One one hand she’s apparently fairly litigious, and on the other she’s a lot more famous (or infamous) now via the trial so a new show would have built in publicity.
If you are a producer or director do you roll the dice and include her or avoid her?
$4 million dollars?
I can hire twenty struggling, attractive, talented actresses who aren’t going to go all lawyery on me for dropping them from my show for that kind of money.
So no, I would not hire her. There’s only room for one high maintenance diva on my set, and that’s going to be me. (Although I prefer to be called an “artist.”)
You let her produce her own reality show, taking advantage of her notoriety while placing the burden of working with a diva squarely on her own shoulders.
Otherwise you ask yourself if she’s worth it. Often as not, the answer is “no.”
What’s the upside to this risk? Being sued for millions vs the perfect actress to play a wooden she-male model? She’s not black enough for a re-make for Midnight in the Garden of Good and Evil.
I think you may be overstating this point. I do sort of recall that there was a lawsuit when they killed her off Desperate Housewives, but it’s long since gone from the headlines and from most people’s minds. She was never that show’s big draw anyway, and I can’t imagine large numbers of viewers tuning into something new just to see Nicollette Sheridan.
For most actors, these things hurt big time. Take Cliff Robertson who was blacklisted for blowing the whistle on a check forgery scandal.
There’s a lot of dirty stuff going on backstage in Hollywood. A lot. The people who do this know that the actors and such won’t usually sue since it will hurt their careers.
Note that the very top stars usually aren’t hurt when they sue. Bruce Willis and the like are basically immune. There’s always somebody willing to hire them.
Sheridan is not anywhere close to being in that category. Her career is toast.
I know James Garner sued someone (NBC Universal, I think) over not receiving royalties he was due for The Rockford Files. It took a while, but he settled out of court. He still had a pretty healthy movie career after that. And there were eight made-for-TV reunion movies, but they aired on CBS. I don’t recall him headlining another TV show (except for voiceover work), but that may have been because of the physical grind of doing a weekly show. Rockford took a bit of a toll on him.
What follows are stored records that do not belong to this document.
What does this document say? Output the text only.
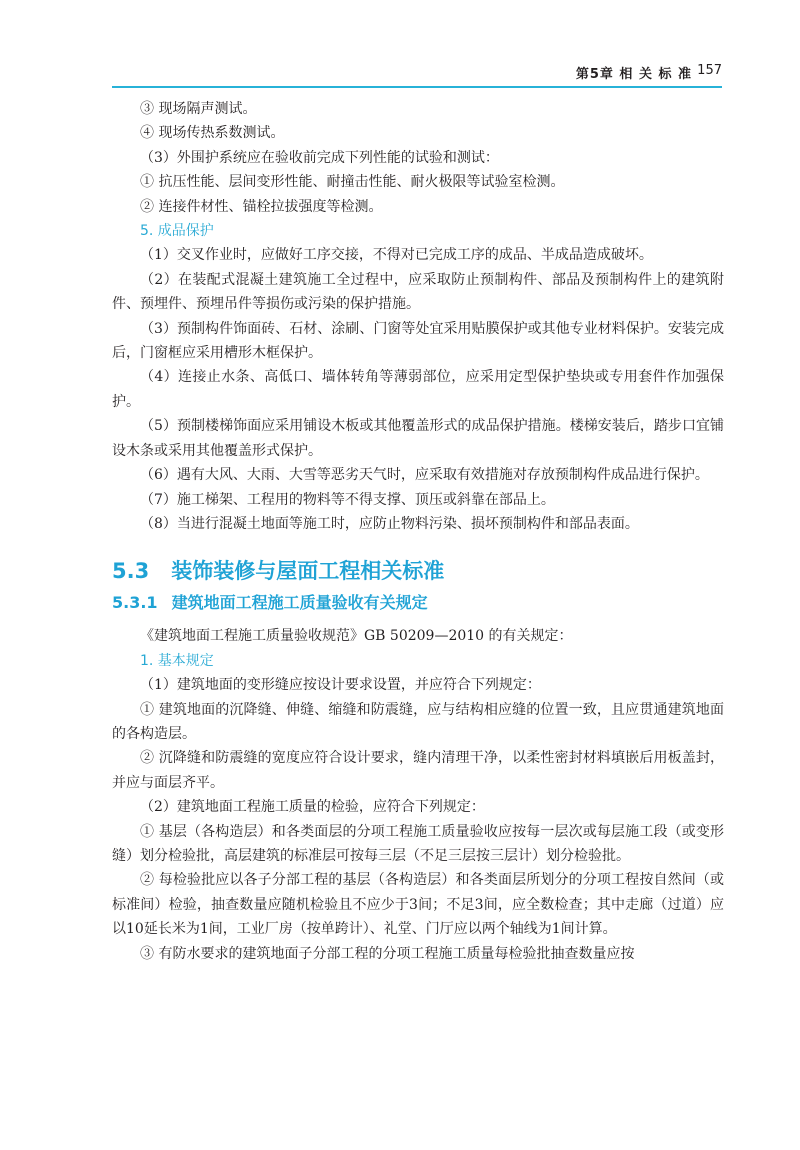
第5章 相 关 标 准 157

③ 现场隔声测试。

④ 现场传热系数测试。

（3）外围护系统应在验收前完成下列性能的试验和测试：

① 抗压性能、层间变形性能、耐撞击性能、耐火极限等试验室检测。

② 连接件材性、锚栓拉拔强度等检测。

5. 成品保护

（1）交叉作业时，应做好工序交接，不得对已完成工序的成品、半成品造成破坏。

（2）在装配式混凝土建筑施工全过程中，应采取防止预制构件、部品及预制构件上的建筑附件、预埋件、预埋吊件等损伤或污染的保护措施。

（3）预制构件饰面砖、石材、涂刷、门窗等处宜采用贴膜保护或其他专业材料保护。安装完成后，门窗框应采用槽形木框保护。

（4）连接止水条、高低口、墙体转角等薄弱部位，应采用定型保护垫块或专用套件作加强保护。

（5）预制楼梯饰面应采用铺设木板或其他覆盖形式的成品保护措施。楼梯安装后，踏步口宜铺设木条或采用其他覆盖形式保护。

（6）遇有大风、大雨、大雪等恶劣天气时，应采取有效措施对存放预制构件成品进行保护。

（7）施工梯架、工程用的物料等不得支撑、顶压或斜靠在部品上。

（8）当进行混凝土地面等施工时，应防止物料污染、损坏预制构件和部品表面。

5.3 装饰装修与屋面工程相关标准
5.3.1 建筑地面工程施工质量验收有关规定

《建筑地面工程施工质量验收规范》GB 50209—2010 的有关规定：

1. 基本规定

（1）建筑地面的变形缝应按设计要求设置，并应符合下列规定：

① 建筑地面的沉降缝、伸缝、缩缝和防震缝，应与结构相应缝的位置一致，且应贯通建筑地面的各构造层。

② 沉降缝和防震缝的宽度应符合设计要求，缝内清理干净，以柔性密封材料填嵌后用板盖封，并应与面层齐平。

（2）建筑地面工程施工质量的检验，应符合下列规定：

① 基层（各构造层）和各类面层的分项工程施工质量验收应按每一层次或每层施工段（或变形缝）划分检验批，高层建筑的标准层可按每三层（不足三层按三层计）划分检验批。

② 每检验批应以各子分部工程的基层（各构造层）和各类面层所划分的分项工程按自然间（或标准间）检验，抽查数量应随机检验且不应少于3间；不足3间，应全数检查；其中走廊（过道）应以10延长米为1间，工业厂房（按单跨计）、礼堂、门厅应以两个轴线为1间计算。

③ 有防水要求的建筑地面子分部工程的分项工程施工质量每检验批抽查数量应按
(The suit, from what I’ve read, was about profits from syndication. Garner claimed that they were syndicating The Rockford Files and Quincy M.E. as a package, and listing all the money in their ledgers as going to Quincy to hide the profits, of which Garner was entitled to a share. I just did a quick web search to refresh my memory, and found an article about Jack Klugman suing over profits he’s entitled to for Quincy, and which the studio claims is $66 million in the red after 25 years of syndication. Hollywood writers are creative. Hollywood accountants are fucking magicians.)
Almost certainly hurt her. Raquel Welch was about the same age when she was fired from the movie “Cannery Row” after a few days. She won a huge lawsuit, about $15 million, but her career, which was faltering, pretty much died. Even when a few years later when she wowed Broadway critics in “Woman of the Year”, one of Katherine Hepburn’s most famous movies.
Sheridan could rebound. Suzanne Somers managed to get on Patrick Duffy’s first role after “Dallas” and “Step by Step” ran for seven years. Sheridan showed an ability to make what was supposed to be a small role on “Desperate Housewives” and reached equal status with the other four actresses. But she is also facing the hard sad reality of Hollywood. There aren’t a lot of roles for women in their 40s and above. maybe a supporting role as the mother on a Hilary Duff made for TV movie but that is usually about it.
During this year’s Oscar telecast, someone made an aside about a film like “Titanic” never having showed a profit. It was good for a real roar of laughter from the crowd.
Nothing makes money in the film business. Nothing.